Non. Chacun sa petite échoppe, pour au moins être sûr d’en être le président (Il y a là, de la matière pour psychanalyste et psychiatre). Et par-dessus le marché, tous ont l’impression de faire quelque chose d’inédit, d’historique. Ah ! le rapport désinvolte à l’histoire ! L’on a déjà entendu un ancien ministre[7], comparer le Congrès de l’Unité de la diaspora haïtienne d’aout 2009 à Miami, au congrès de l’Arcahaie de 1803, oubliant que celui-ci a débouché sur la création d’un drapeau et d’un pays, un an plus tard et que celui-là était une grande logorrhée sans fin. A preuve, la rencontre de la diaspora haïtienne à Washington, les 22 et 23 mars écoulés en vue de la reconstruction d’Haïti a été une initiative de l’OEA.
Donc, pas de lieu de restitution, de validation, pas de mutualisation, pas de coordination des cogitations de la diaspora.
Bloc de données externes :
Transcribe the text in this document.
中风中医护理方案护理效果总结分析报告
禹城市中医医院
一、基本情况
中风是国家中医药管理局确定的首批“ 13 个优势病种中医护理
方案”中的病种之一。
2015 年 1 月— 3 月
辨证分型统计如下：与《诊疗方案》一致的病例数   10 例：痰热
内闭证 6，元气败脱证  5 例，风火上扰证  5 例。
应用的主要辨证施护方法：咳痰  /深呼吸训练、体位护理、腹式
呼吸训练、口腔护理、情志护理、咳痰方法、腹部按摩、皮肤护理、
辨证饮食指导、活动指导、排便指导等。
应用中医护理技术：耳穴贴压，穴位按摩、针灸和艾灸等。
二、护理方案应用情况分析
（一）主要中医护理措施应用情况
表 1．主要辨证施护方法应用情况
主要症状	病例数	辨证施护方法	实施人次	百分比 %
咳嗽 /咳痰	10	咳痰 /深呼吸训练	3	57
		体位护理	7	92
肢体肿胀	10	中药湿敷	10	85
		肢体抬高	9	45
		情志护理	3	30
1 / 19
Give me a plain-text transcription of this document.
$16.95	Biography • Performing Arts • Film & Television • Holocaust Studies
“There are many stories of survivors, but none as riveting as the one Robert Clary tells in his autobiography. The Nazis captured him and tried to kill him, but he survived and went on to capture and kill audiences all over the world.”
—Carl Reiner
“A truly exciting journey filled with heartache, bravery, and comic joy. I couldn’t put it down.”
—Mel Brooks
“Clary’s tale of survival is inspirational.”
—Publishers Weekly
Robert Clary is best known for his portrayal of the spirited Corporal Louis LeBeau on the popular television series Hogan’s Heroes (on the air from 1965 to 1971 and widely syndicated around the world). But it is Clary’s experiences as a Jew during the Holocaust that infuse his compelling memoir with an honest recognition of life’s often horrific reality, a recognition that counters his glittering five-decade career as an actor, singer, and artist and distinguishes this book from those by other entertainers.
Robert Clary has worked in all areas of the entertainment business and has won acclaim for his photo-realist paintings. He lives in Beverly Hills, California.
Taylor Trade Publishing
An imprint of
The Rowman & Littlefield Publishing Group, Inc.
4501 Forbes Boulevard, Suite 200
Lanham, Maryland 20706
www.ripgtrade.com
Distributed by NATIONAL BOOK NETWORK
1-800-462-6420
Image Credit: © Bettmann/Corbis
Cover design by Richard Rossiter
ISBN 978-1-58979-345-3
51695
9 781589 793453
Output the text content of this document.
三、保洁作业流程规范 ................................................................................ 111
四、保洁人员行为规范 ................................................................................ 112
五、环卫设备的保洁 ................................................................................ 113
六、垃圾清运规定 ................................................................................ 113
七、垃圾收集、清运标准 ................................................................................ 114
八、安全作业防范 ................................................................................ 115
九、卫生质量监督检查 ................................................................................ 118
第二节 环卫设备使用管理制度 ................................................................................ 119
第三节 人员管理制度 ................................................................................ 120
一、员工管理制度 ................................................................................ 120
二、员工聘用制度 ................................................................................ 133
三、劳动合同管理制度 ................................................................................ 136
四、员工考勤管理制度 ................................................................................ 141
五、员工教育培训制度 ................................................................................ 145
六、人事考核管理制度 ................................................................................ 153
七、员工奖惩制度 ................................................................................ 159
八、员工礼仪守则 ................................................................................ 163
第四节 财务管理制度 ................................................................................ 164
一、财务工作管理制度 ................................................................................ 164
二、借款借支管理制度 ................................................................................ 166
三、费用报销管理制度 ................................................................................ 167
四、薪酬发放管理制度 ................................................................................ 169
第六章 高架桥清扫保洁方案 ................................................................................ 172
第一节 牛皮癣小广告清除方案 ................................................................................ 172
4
Et le premier ministre, pro-diaspora[8] qui voulait à tout prix la participation des expatriés haïtiens à l’élaboration du plan stratégique[9], exprime aujourd’hui sa déception de la diaspora qu’il considère comme des discoureurs, des branleurs[10]. La diaspora étant une fiction (voir la chance qui passe[11]), M. Bellerive, tout en ne s’adressant à personne, s’adresse à la fois à tout le monde. Et si c’était une pierre dans le jardin du Groupe de réflexion et d’action pour une Haïti nouvelle (GRAHN) qui lui avait fait une large place lors du colloque des 4 et 5 mars écoulés ?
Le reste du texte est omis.